Sfogliando le pagine del Trattato Riccardo Di Segni ha messo a confronto alcune pagine del Vangelo con le indicazioni del Talmud, anche con espressioni che sono passate nel linguaggio comune come “attaccarsi al lembo del mantello” pratica raccontata nel Talmud. Il Talmud ad esempio ci indica che la maggior parte delle famiglie sacerdotali ai tempi di Gesù vivena nella zona di Gerico e così nella parabola del Buon Samaritano è normale aver inserito un sacerdote, perché era una strada comune per andare al Tempio.
Da parte del Ministro italiano è stato ribadito l’impegno culturale per dare spazio alla cultura ebraica italiana e al sacro. “ Il Talmud- ha detto- ci insegna che la verità appartiene a Dio” e questo impegno di traduzione è anche un modo per rimediare alla “vergogna incancellabile” delle leggi razziali.
Il Ta’anit fa comprendere al pio ebreo che il “digiuno rimarrebbe privo di significato se non fosse accompagnato dalla preghiera e dall’analisi scrupolosa del proprio operato, tutte componenti essenziali del processo di teshuvà”. Bello il racconto di Gianfranco Di segni che ha riportato i presenti nelle pagine dei racconti che fanno da sfondo alla norma, come quella che spiega come si deve pregare perché la preghiera non è magia.
“Si può guardare al trattato di Ta‘anìt con nostalgia per la perduta immediatezza nel rapporto con il divino- si legge nella introduzione-la correlazione così netta e diretta fra meriti e pioggia ovvero colpe e siccità ci sembra oggi appartenere a una dimensione lontana, propria di individui dalla statura non più eguagliabile; la dipendenza così forte dalla pioggia per la sopravvivenza, almeno per una parte della popolazione mondiale ivi compresa quella che risiede in Israele, appare storia passata. Oggi la giornata-tipo stabilita dai Maestri del Talmud per i digiuni non è più in uso. Ciò è evidentemente il frutto di una mutata percezione delle nostre capacità, come singoli e come comunità”.

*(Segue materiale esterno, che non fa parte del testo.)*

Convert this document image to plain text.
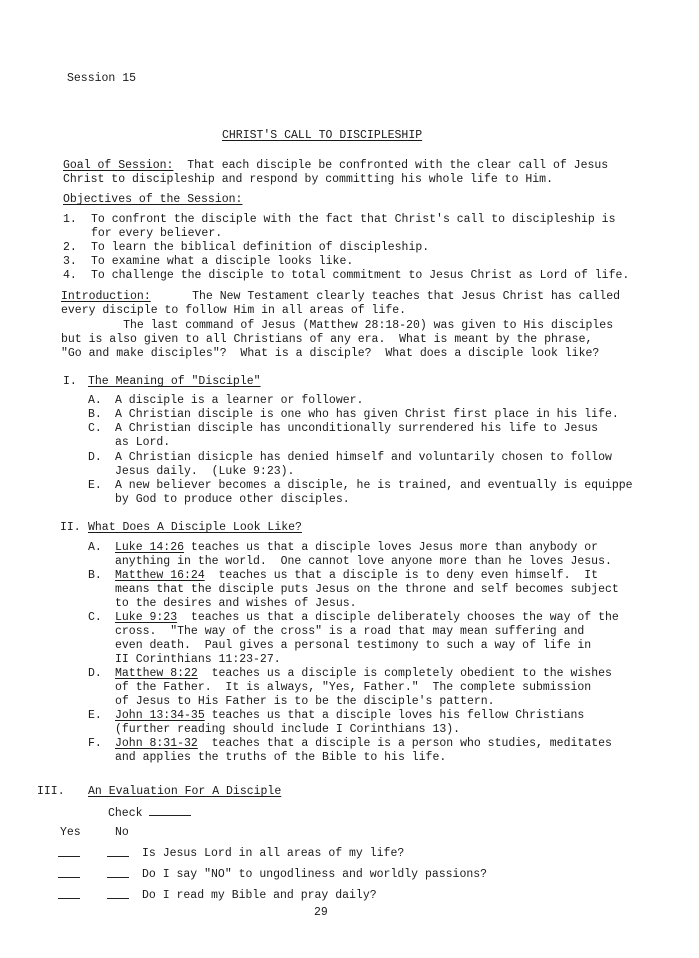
Session 15
CHRIST'S CALL TO DISCIPLESHIP
Goal of Session:  That each disciple be confronted with the clear call of Jesus
Christ to discipleship and respond by committing his whole life to Him.
Objectives of the Session:
1. To confront the disciple with the fact that Christ's call to discipleship is
for every believer.
2. To learn the biblical definition of discipleship.
3. To examine what a disciple looks like.
4. To challenge the disciple to total commitment to Jesus Christ as Lord of life.
Introduction:      The New Testament clearly teaches that Jesus Christ has called
every disciple to follow Him in all areas of life.
The last command of Jesus (Matthew 28:18-20) was given to His disciples
but is also given to all Christians of any era.  What is meant by the phrase,
"Go and make disciples"?  What is a disciple?  What does a disciple look like?
I. The Meaning of "Disciple"
A. A disciple is a learner or follower.
B. A Christian disciple is one who has given Christ first place in his life.
C. A Christian disciple has unconditionally surrendered his life to Jesus
as Lord.
D. A Christian disicple has denied himself and voluntarily chosen to follow
Jesus daily.  (Luke 9:23).
E. A new believer becomes a disciple, he is trained, and eventually is equippe
by God to produce other disciples.
II. What Does A Disciple Look Like?
A. Luke 14:26 teaches us that a disciple loves Jesus more than anybody or
anything in the world.  One cannot love anyone more than he loves Jesus.
B. Matthew 16:24  teaches us that a disciple is to deny even himself.  It
means that the disciple puts Jesus on the throne and self becomes subject
to the desires and wishes of Jesus.
C. Luke 9:23  teaches us that a disciple deliberately chooses the way of the
cross.  "The way of the cross" is a road that may mean suffering and
even death.  Paul gives a personal testimony to such a way of life in
II Corinthians 11:23-27.
D. Matthew 8:22  teaches us a disciple is completely obedient to the wishes
of the Father.  It is always, "Yes, Father."  The complete submission
of Jesus to His Father is to be the disciple's pattern.
E. John 13:34-35 teaches us that a disciple loves his fellow Christians
(further reading should include I Corinthians 13).
F. John 8:31-32  teaches that a disciple is a person who studies, meditates
and applies the truths of the Bible to his life.
III. An Evaluation For A Disciple
Check
Yes	No
Is Jesus Lord in all areas of my life?
Do I say "NO" to ungodliness and worldly passions?
Do I read my Bible and pray daily?
29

Il Progetto Traduzione Talmud Babilonese ha come obiettivo la traduzione digitalizzata in lingua italiana del Talmud Babilonese, la traduzione commentata, con testo originale a fronte in lingua ebraica e aramaica, viene realizzata con strumenti avanzati di linguistica computazionale e l’utilizzo di un’applicazione creata ad hoc.